Saturday, December 29, 2018

A Year of Becoming






              As 2018 draws to a close and a New Year looms near, I find myself reflecting on 2018 and things I have learned.  It has been a year of immense change and growth, a year of immense pain and intense hope.  I didn't know you could have so much peace in the midst of so much pain or so much hope in the midst of so much uncertainty.  We tend to see these things as mutually exclusive, but they are not.  This year taught me so much about the beauty of authenticity.  I learned this year that when you become vulnerable and honest, you experience a freedom in living that is beyond compare.  The process is painful, like walking through fire and feeling the unnecessary things burn off.  But the reward is great.  When you lay out your cards and stop playing the “everything’s okay” game two things will likely happen.  Some people will be upset that you had the nerve to acknowledge the truth.  You will lose relationships that you never thought you would lose (or wanted to lose).  But this is not the end of the story.  Because when you show your true, authentic self and stop trying to hide the broken pieces of your story, something else happens as well.  The people who truly love you will love you in a way that is more precious than any love you have ever known.  Because now you are giving them the chance to love the real you – all of you.  Not the putting on your best face and pretending everything is good “you”, but the face in the mud dealing with your reality “you”.  You find out that there are people in your life who will hold your hand through your most difficult days and laugh with you when laughter is desperately needed.  You find that some people can accept and love you even if things look messy.  You will grieve the ones who couldn’t love the authentic you.  But you will learn to truly value the relationships that stand the test of authenticity.  And when you are finally at peace with being authentic and real – you will learn to love yourself fully as well.  And suddenly, when you love yourself and you have the freedom to be real, it doesn’t really matter that your honesty is not okay with everyone. 
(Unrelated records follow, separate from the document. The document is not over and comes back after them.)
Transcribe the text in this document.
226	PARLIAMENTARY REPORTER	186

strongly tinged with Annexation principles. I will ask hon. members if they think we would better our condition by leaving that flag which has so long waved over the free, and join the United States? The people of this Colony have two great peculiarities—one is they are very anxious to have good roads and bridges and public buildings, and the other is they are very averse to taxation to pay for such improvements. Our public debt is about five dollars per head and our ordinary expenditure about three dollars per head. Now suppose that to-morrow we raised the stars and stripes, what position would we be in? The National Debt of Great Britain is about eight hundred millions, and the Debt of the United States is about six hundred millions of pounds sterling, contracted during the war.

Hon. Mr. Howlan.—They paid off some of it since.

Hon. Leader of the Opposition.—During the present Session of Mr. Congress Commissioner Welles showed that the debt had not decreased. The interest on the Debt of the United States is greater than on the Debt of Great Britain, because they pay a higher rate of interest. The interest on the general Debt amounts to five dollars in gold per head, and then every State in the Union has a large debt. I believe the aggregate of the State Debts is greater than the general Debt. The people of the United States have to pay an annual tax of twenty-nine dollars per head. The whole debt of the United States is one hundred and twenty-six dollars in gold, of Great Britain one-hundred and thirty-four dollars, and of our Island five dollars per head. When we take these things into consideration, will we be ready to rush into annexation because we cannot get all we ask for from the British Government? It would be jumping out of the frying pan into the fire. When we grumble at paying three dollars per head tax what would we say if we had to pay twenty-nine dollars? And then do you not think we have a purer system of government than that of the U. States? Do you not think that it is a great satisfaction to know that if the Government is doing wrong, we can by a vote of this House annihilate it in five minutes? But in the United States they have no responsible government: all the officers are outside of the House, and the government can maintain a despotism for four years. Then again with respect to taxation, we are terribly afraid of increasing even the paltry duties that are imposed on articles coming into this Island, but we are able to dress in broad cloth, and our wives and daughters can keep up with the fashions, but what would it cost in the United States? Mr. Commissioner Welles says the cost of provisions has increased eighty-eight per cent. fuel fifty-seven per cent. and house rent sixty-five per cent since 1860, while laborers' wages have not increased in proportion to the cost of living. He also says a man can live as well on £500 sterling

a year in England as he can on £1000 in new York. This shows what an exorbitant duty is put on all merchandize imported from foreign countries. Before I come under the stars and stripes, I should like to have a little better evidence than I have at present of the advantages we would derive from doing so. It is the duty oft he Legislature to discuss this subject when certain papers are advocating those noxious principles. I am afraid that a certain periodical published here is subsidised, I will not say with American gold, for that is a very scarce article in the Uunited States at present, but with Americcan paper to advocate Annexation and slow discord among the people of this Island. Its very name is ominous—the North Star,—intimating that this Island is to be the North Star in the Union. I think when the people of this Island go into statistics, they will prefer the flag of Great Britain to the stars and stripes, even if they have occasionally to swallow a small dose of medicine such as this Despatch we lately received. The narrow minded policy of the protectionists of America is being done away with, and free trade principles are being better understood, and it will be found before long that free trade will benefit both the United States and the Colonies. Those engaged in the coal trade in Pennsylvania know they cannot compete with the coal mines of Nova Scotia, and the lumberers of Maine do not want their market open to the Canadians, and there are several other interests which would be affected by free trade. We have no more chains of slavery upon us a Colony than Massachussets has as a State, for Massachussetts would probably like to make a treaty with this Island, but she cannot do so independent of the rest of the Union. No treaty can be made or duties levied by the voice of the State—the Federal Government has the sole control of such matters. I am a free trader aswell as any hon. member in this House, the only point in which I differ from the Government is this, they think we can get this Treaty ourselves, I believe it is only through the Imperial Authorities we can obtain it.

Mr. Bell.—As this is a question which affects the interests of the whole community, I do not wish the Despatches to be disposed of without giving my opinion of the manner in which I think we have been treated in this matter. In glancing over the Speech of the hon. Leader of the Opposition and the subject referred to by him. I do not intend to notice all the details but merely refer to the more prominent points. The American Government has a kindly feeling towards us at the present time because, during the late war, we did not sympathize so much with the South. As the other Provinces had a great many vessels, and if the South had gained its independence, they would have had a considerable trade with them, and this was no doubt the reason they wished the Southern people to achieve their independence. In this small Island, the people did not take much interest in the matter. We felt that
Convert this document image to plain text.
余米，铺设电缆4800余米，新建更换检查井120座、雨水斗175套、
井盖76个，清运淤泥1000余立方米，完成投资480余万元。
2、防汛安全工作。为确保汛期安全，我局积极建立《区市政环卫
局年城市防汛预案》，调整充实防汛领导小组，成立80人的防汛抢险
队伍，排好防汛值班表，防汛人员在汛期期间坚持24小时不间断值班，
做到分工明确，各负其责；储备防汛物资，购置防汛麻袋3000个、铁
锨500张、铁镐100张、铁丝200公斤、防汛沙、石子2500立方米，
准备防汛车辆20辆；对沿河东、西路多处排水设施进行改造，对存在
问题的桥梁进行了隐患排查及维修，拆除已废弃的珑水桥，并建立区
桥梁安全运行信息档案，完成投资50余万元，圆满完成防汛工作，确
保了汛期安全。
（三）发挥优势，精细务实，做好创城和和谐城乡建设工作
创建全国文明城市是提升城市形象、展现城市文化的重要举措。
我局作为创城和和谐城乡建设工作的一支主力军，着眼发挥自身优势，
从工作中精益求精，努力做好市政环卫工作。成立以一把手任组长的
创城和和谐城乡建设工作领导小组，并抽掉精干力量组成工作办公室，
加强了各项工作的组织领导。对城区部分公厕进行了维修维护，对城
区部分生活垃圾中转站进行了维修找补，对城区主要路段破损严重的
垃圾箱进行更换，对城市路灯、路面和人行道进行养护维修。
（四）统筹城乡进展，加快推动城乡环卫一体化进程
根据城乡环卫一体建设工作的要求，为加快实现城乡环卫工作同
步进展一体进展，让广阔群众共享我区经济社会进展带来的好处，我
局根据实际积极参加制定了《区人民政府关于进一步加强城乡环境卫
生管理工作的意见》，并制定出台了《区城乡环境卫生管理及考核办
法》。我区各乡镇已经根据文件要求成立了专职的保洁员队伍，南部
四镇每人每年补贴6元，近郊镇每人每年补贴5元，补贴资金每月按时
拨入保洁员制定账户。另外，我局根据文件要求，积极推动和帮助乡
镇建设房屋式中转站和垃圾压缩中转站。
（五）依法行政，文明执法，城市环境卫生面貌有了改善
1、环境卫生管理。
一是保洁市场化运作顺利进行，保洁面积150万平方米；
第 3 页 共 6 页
              Many Christians live their lives in fear of being broken.  We think if there is a bruise on our story, we become less beautiful to God.  I might have said before this year that God’s love was not about my performance.  I might have intellectually believed that was true.  But I didn’t really believe it until this year.  This year I learned in my soul and in the deepest parts of my being that God’s love for me transcends every part of my story.  I have felt his love for me in the most precious ways in the most needed moments.  He has whispered to me over and over again “You are okay, and I am here.”  And those words he has spoken to my heart over and over again have gotten me out of bed in the morning.  There’s something about being honest with God and saying, “I’m at the end of myself here” that allows him into your life in places that he is not welcome as long as you are saying “I’ve got this”.  As a parent, I want desperately for my children to be able to come to me with any situation and be authentic and real.  How beautiful it must be to God when he sees his children live out of their truest selves, refusing to hide from him or anyone else.  I am learning to entrust my story to him completely.  It will not look like the one I wrote in my head and in my heart.  But while grieving the loss of a dream, there is the hope of a future that only God holds.  There is a faith in redemption and a joy in knowing that no matter where life leads – he is there.  And that means it will be good.

              To anyone reading this – I encourage you in the coming year to strive to be authentic.  Be brave enough to be honest with yourself and others about the truth of your life.  Live in freedom, not in bondage to the need for approval.  We can spend our entire lives worshipping the god of approval, which leads to an empty existence full of shallow relationships.  Or we can be authentic and real and live our best lives in truth.  We can love and be loved wholeheartedly.  Authenticity does not come cheaply, nor is it the path of least resistance.  But it is invaluable, and it is the path of most radiance.